Rousseau - Part Two In my previous post I claimed that the topic of the second part of the "Discourse" was the emergence of society from the state of nature. Re-reading it, however, I find Rousseau to be decidedly vague on the emergence of society. It has something to do with the geographical spread of the race, the development of technologies, and the emergence of property. If you can reconstruct a succinct argument, please do share. The real focus of this section, as I now see it, is the transformative effects of civilization on "savage man." As with Hobbes and Locke, property takes center-stage in Rousseau's treatment. It affords him this opening: "The first person who, having enclosed a plot of land, took it into his head to say 'this is mine' and found people simply enough to believe him, was the true founder of civil society" (302).
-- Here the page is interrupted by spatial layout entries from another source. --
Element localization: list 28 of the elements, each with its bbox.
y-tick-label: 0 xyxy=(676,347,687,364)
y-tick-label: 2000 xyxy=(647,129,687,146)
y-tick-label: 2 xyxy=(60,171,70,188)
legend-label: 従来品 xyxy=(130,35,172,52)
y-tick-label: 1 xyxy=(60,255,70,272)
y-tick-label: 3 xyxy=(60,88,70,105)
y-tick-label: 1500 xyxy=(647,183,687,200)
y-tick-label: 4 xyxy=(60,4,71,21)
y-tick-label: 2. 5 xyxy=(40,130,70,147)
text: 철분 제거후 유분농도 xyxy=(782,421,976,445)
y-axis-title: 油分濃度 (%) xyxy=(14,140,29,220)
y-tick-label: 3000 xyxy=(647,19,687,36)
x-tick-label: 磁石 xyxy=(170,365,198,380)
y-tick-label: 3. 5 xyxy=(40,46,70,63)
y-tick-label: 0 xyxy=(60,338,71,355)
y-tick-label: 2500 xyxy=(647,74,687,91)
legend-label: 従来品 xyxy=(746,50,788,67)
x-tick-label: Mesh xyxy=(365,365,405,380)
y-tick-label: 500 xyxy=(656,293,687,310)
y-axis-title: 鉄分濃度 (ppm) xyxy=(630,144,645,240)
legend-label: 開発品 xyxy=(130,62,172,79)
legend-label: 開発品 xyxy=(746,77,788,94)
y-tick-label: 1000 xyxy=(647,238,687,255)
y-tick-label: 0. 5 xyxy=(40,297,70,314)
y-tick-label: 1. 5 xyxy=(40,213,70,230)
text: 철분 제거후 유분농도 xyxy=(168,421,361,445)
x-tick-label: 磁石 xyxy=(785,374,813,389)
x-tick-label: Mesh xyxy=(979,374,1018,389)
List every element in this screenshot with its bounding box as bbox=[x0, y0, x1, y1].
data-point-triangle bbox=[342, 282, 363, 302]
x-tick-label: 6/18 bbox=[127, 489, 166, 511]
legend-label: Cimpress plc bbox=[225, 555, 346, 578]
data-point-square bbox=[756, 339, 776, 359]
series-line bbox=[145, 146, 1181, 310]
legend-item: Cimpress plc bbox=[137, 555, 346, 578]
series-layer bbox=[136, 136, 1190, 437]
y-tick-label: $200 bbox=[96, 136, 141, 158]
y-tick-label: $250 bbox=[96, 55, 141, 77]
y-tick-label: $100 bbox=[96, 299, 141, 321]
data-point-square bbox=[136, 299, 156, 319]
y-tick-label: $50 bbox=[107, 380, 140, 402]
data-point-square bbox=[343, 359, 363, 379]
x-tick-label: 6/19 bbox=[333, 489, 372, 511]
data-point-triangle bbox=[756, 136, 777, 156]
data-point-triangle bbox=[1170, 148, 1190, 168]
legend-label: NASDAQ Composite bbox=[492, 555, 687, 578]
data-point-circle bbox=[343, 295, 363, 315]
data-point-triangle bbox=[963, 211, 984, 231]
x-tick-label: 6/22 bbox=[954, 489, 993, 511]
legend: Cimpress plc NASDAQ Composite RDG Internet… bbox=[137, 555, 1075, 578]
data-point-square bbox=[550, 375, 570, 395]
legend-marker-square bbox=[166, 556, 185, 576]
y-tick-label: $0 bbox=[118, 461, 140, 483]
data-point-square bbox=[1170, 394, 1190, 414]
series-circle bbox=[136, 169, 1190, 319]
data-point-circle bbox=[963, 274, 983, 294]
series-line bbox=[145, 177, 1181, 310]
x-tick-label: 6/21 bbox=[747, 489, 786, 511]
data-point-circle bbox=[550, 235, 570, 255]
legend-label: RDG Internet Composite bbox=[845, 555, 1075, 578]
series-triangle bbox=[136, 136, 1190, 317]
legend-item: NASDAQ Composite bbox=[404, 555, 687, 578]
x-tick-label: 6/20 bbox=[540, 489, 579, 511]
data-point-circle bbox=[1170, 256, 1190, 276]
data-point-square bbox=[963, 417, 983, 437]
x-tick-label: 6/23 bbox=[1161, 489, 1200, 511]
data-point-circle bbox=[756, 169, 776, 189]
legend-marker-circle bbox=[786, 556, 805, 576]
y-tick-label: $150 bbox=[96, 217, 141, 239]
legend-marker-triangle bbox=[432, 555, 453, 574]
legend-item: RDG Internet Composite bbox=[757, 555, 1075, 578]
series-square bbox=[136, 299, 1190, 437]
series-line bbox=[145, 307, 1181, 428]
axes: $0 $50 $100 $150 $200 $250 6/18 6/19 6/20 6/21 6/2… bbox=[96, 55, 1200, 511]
So his attitude toward this development--property as a sort of ruse on the simple-minded--we can see, is markedly different than his predecessors'. A bit later he writes, "in short, competition and rivalry on the one hand, opposition of interest[s] on the other, and always the hidden desire to profit at the expense of someone else[:... a]ll these ills are the first effect of property and inseparable offshoot of incipient inequality" (309). So what Hobbes, certainly, and Locke to a lesser extent, invoke society to remedy, Rousseau accuses it of introducing. Society introduces the vice of inauthenticity. People become unduly interested in public esteem (305). How we appear to others becomes crucial to our own self-assessment, and this leads to vanity, contempt, envy, and shame. Furthermore, provided with leisure time, people develop a taste for new "conveniences," so that "being deprived of them became much more cruel than possessing them was sweet, and they were unhappy about losing them without being happy about

possessing them" (305)--a criticism of consumer culture as relevant as ever today. So there are two issues on the table: why do some people claim property, and why do others accept their claims? As Rousseau would have it, the poor are essentially duped by the wealthy. The poor lack resources to protect what little they possess, and so they readily agree to property regulations proposed by the rich, effectively legitimizing inequitable distribution (310). Hence the natural inequality that allows some men to work more efficiently than others is transformed into political inequality. And this is passed along through generations via inheritance so that this inequity becomes disassociated even from one's natural productive capacities.